Mehr als jährlich einmal wird auch der Museumsverein nicht publizieren können, sagt deren Vorsitzender Markus Wicke. Schon Thomas Wernickes Beitrag „Ich habe sie dann reingelassen“ rechtfertigt und adelt aber diesen Beginn. Der Autor, nach der Wende als Stadtverordneter Fraktionsvorsitzender des Neuen Forums, vermittelt darin einen Überblick über die Auflösung der Staatsicherheit 1989/90 im Bezirk Potsdam. Er verknüpft zentrale, regionale und lokale Ereignisse und reichert sie durch Augenzeugenberichte und Protokollauszüge an. Der gut strukturierte Beitrag gibt ein verlässliches Instrument in die Hand, diesen Ereignissen nachzugehen, sie einzuordnen und zu bewerten. Leider werden wichtige Informationen, so zu den handelnden Personen, in die Anmerkungen verbannt, die mit 119 für 28 Seiten Übersichtlichkeit und Lesevergnügen spürbar mindern. Den überdehnten Anmerkungsteil behält der Herausgeber auch für die anderen Beiträge bei, so für Silke Kamps Artikel „Zwischen Thron und Ballotage“ zur Wahl der ersten Potsdamer Stadtverordnetenversammlung vor 200 Jahren. Von dieser Formalität abgesehen, fordert Kamps Wertung der damaligen Vorgänge zur Diskussion, ja zum Widerspruch heraus.

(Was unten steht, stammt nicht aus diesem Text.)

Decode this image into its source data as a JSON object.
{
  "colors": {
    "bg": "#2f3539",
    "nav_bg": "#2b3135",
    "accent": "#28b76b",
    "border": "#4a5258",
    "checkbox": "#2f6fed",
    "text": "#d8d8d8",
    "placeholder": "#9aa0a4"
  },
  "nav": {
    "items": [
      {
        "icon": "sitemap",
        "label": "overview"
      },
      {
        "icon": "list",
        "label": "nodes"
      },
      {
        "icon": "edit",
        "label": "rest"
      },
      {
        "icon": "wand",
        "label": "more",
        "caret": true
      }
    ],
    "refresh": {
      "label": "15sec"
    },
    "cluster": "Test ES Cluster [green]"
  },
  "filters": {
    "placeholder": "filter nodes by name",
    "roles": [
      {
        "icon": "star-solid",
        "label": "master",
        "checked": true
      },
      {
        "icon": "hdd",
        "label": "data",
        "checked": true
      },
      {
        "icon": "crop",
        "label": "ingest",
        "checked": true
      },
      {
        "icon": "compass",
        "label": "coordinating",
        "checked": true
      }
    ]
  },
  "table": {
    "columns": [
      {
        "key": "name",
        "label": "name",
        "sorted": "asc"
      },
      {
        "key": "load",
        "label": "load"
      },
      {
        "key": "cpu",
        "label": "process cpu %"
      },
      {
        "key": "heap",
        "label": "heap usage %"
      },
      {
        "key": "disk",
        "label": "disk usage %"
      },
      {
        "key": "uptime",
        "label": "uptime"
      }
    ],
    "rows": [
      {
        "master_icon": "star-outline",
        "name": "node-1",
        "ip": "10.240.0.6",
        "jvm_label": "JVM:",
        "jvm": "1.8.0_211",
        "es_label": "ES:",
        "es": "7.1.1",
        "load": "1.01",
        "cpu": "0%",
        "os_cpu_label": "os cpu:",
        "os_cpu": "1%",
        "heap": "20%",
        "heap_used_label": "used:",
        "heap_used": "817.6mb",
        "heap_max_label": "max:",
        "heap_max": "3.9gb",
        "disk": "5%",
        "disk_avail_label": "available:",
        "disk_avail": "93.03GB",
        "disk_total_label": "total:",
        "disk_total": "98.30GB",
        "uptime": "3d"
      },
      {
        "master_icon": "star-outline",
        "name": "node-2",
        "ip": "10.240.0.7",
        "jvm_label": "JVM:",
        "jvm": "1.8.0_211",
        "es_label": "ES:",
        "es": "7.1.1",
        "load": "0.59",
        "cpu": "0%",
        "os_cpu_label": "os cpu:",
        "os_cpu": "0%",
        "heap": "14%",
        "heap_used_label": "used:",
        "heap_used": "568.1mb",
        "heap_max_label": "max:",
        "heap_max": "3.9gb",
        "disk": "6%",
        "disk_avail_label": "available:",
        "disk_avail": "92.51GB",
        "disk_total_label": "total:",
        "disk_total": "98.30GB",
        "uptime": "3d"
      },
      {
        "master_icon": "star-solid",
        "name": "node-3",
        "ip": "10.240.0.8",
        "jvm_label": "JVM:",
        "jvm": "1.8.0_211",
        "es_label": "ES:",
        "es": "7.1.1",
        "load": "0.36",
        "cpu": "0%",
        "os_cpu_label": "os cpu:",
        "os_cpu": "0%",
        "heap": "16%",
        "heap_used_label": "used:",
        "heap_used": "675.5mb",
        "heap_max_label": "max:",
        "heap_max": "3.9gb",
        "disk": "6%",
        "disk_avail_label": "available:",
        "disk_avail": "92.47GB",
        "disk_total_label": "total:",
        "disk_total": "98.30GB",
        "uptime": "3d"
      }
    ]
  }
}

Die 1809 eingeschränkt demokratisch gewählten Stadtverordnetenversammlungen gehen auf die Städtereform von 1808 zurück, die die preußischen Reformer durchgesetzt hatten. Deren Kopf Fürst Karl August von Hardenberg wollte damit „demokratische Grundsätze in einer monarchischen Regierung“ verwirklichen. Die Formulierungen der Autorin lassen aber die Reformen einseitig als Versuch des Königs erscheinen, unliebsame finanzielle Belastungen auf die Bürgerschaft abzuwälzen. Zudem hätten sie allein zum Ziel gehabt, Preußen militärisch wieder konkurrenzfähig zu machen. Für die Potsdamer Stadtverordnetenversammlung ist aus Silke Kamps Sicht nicht die Städtereform, sondern ein bereits 1806 gebildetes Bürgerkomitee der Ursprung, das damals die Lasten der napoleonischen Besetzung der Stadt schultern und gerecht verteilen sollte. Es bestand aus vier Mitgliedern und wurde dann um einige Personen erweitert. Folgt man dieser Argumentation, liegen die Ursprünge demokratischer Mitbestimmung in Potsdam allerdings bereits im 14. Jahrhundert, als die Bürgerschaft für den 1345 ersterwähnten, ebenfalls vierköpfigen Rat die Bestellung von Beisitzern erzwang. Die junge Potsdamer Historikerin schreibt, die Arbeiten ihrer auf diesem Feld forschenden Vorgänger Julius Haeckel und zu DDR-Zeiten Jürgen Koppatz könnten „wegen etlicher Ungenauigkeiten und Fehler nicht überzeugen“. Eine sehr gewagte Behauptung.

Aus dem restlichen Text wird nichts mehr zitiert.